You see, I always thought I wanted to be a teacher. I have always loved being around and working with young children. And yet, for some reason or another I didn’t go into teaching and opted to study Early Childhood Education, and Child & Youth Care instead.
I worked in a few different preschools, always managing to become the head preschool teacher, but I was never truly happy. During those glum years I often thought owning my own preschool was the answer to my happiness. However that particular dream didn’t happen either, for during the same time frame I also had my sights on having my own children. The process of which took a lot longer than anticipated, with quite a few heartaches and road blocks along the way. Eventually, however, my wish for children was granted. And almost seven years later I am still “momming”.
It was never ‘my dream’ to be a stay-at-home-mom, it just kind of happened. Sure it was a discussion my husband and I had (his own Mom was a SAHM), but we always said we would just take it year by year while reviewing our financial situation…and my state of mind, along the way.
The decision to homeschool our children has also put a whole new twist on staying at home. It comes with a lot more responsibility… and a whole lot more work. However, to me the benefits of continuing homeschool far outweigh the negatives, and the further we get into it the longer I wish for my children to stay the course (so to speak).
So I guess the question is, am I truly happy now? I can’t say my ‘job’ over the last seven years has been easy. There have definitely been days where I wish I could just walk away and quit. There have been days full of tears, days where I want to run and hide, and days where I am literally pulling my hair out.
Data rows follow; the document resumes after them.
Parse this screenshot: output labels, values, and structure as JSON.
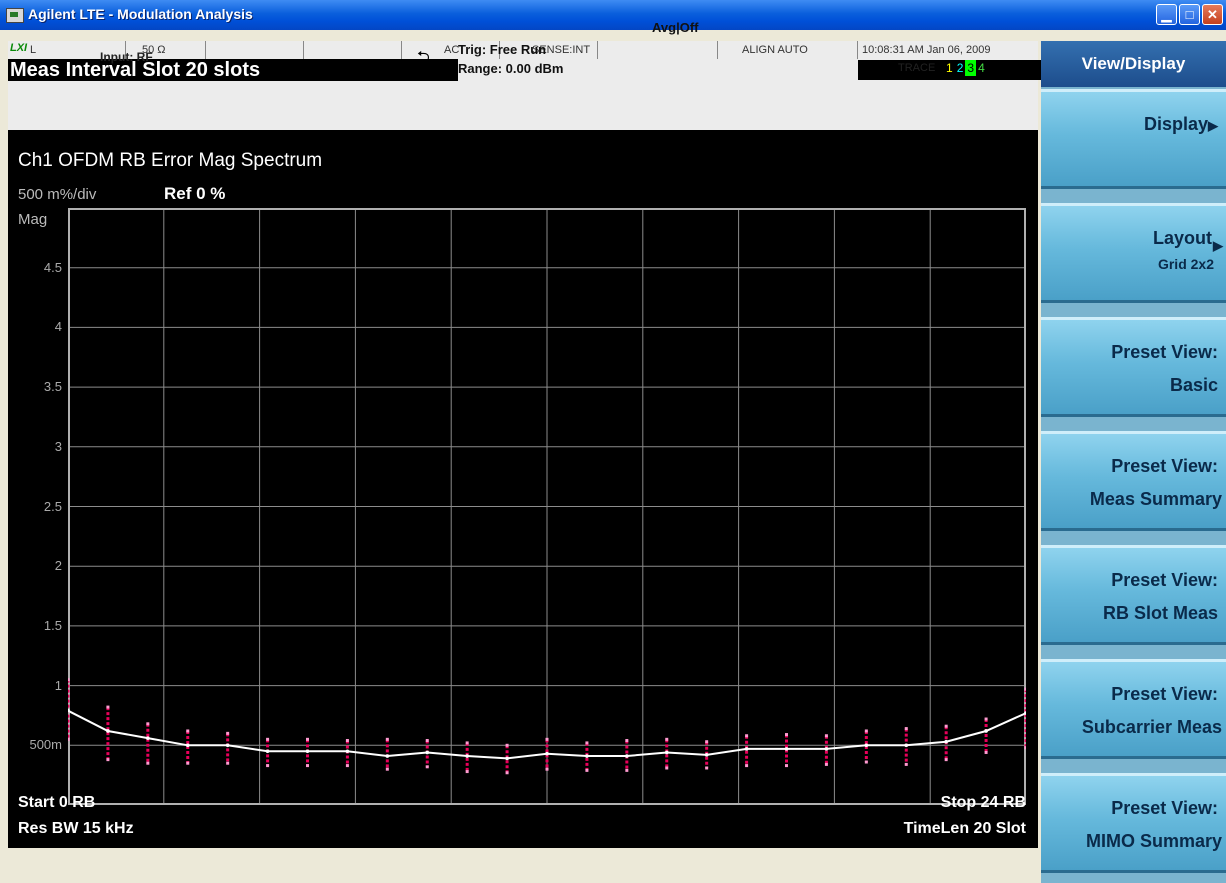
{
  "window": {
    "title": "Agilent LTE - Modulation Analysis"
  },
  "status_bar": {
    "lxi": "LXI",
    "cells": [
      "L",
      "50 Ω",
      "",
      "",
      "AC",
      "SENSE:INT",
      "",
      "ALIGN AUTO",
      "10:08:31 AM Jan 06, 2009"
    ],
    "meas_interval": "Meas Interval Slot  20 slots",
    "input": "Input: RF",
    "trig": "Trig: Free Run",
    "range": "Range: 0.00 dBm",
    "avg": "Avg|Off",
    "trace_label": "TRACE",
    "trace_numbers": [
      "1",
      "2",
      "3",
      "4"
    ]
  },
  "screen": {
    "title": "Ch1 OFDM RB Error Mag Spectrum",
    "scale": "500 m%/div",
    "ref": "Ref 0 %",
    "y_unit": "Mag",
    "start": "Start 0  RB",
    "res_bw": "Res BW 15 kHz",
    "stop": "Stop 24  RB",
    "timelen": "TimeLen 20  Slot"
  },
  "chart_data": {
    "type": "line",
    "title": "Ch1 OFDM RB Error Mag Spectrum",
    "xlabel": "RB",
    "ylabel": "Mag",
    "xlim": [
      0,
      24
    ],
    "ylim": [
      0,
      5
    ],
    "y_ticks": [
      "4.5",
      "4",
      "3.5",
      "3",
      "2.5",
      "2",
      "1.5",
      "1",
      "500m"
    ],
    "grid": true,
    "x": [
      0,
      1,
      2,
      3,
      4,
      5,
      6,
      7,
      8,
      9,
      10,
      11,
      12,
      13,
      14,
      15,
      16,
      17,
      18,
      19,
      20,
      21,
      22,
      23,
      24
    ],
    "series": [
      {
        "values": [
          0.79,
          0.62,
          0.56,
          0.5,
          0.5,
          0.45,
          0.45,
          0.45,
          0.41,
          0.44,
          0.41,
          0.39,
          0.43,
          0.41,
          0.41,
          0.44,
          0.42,
          0.47,
          0.47,
          0.47,
          0.5,
          0.5,
          0.53,
          0.62,
          0.77
        ],
        "err_low": [
          0.55,
          0.38,
          0.35,
          0.35,
          0.35,
          0.33,
          0.33,
          0.33,
          0.3,
          0.32,
          0.28,
          0.27,
          0.3,
          0.29,
          0.29,
          0.31,
          0.31,
          0.33,
          0.33,
          0.34,
          0.36,
          0.34,
          0.38,
          0.44,
          0.48
        ],
        "err_high": [
          1.05,
          0.82,
          0.68,
          0.62,
          0.6,
          0.55,
          0.55,
          0.54,
          0.55,
          0.54,
          0.52,
          0.5,
          0.55,
          0.52,
          0.54,
          0.55,
          0.53,
          0.58,
          0.59,
          0.58,
          0.62,
          0.64,
          0.66,
          0.72,
          0.97
        ]
      }
    ]
  },
  "colors": {
    "trace": "#ffffff",
    "points": "#e8005a",
    "grid": "#8c8c8c",
    "trace3_active": "#00ff00"
  },
  "softkeys": {
    "header": "View/Display",
    "items": [
      {
        "line1": "Display",
        "line2": "",
        "has_arrow": true
      },
      {
        "line1": "Layout",
        "line2": "Grid 2x2",
        "has_arrow": true
      },
      {
        "line1": "Preset View:",
        "line2": "Basic"
      },
      {
        "line1": "Preset View:",
        "line2": "Meas Summary"
      },
      {
        "line1": "Preset View:",
        "line2": "RB Slot Meas"
      },
      {
        "line1": "Preset View:",
        "line2": "Subcarrier Meas"
      },
      {
        "line1": "Preset View:",
        "line2": "MIMO Summary"
      }
    ]
  }
}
So while I can’t say I have loved and enjoyed every single second of being at home with my children 24/7, I can say that I am truly grateful I am still able to be right where I am. So yes, I truly am happy!
And what makes me even happier is finally realizing that in a roundabout way I am doing exactly what it is I always thought I wanted to do. No I don’t have a degree in teaching, nor am I getting paid…but, I honestly feel I get the best of both worlds. I get to be my child’s teacher, but I don’t have to deal with the politics of the school system; I don’t have anyone telling me when I can or can’t take holidays; I can work in my pajamas if I feel like it; I don’t have a boss…well, my 6 and 3 year-old can sometimes make it feel like I do; ;) and, the best part is I still get to stay at home with my children!
At the moment I honestly can’t think of a better job suited for me!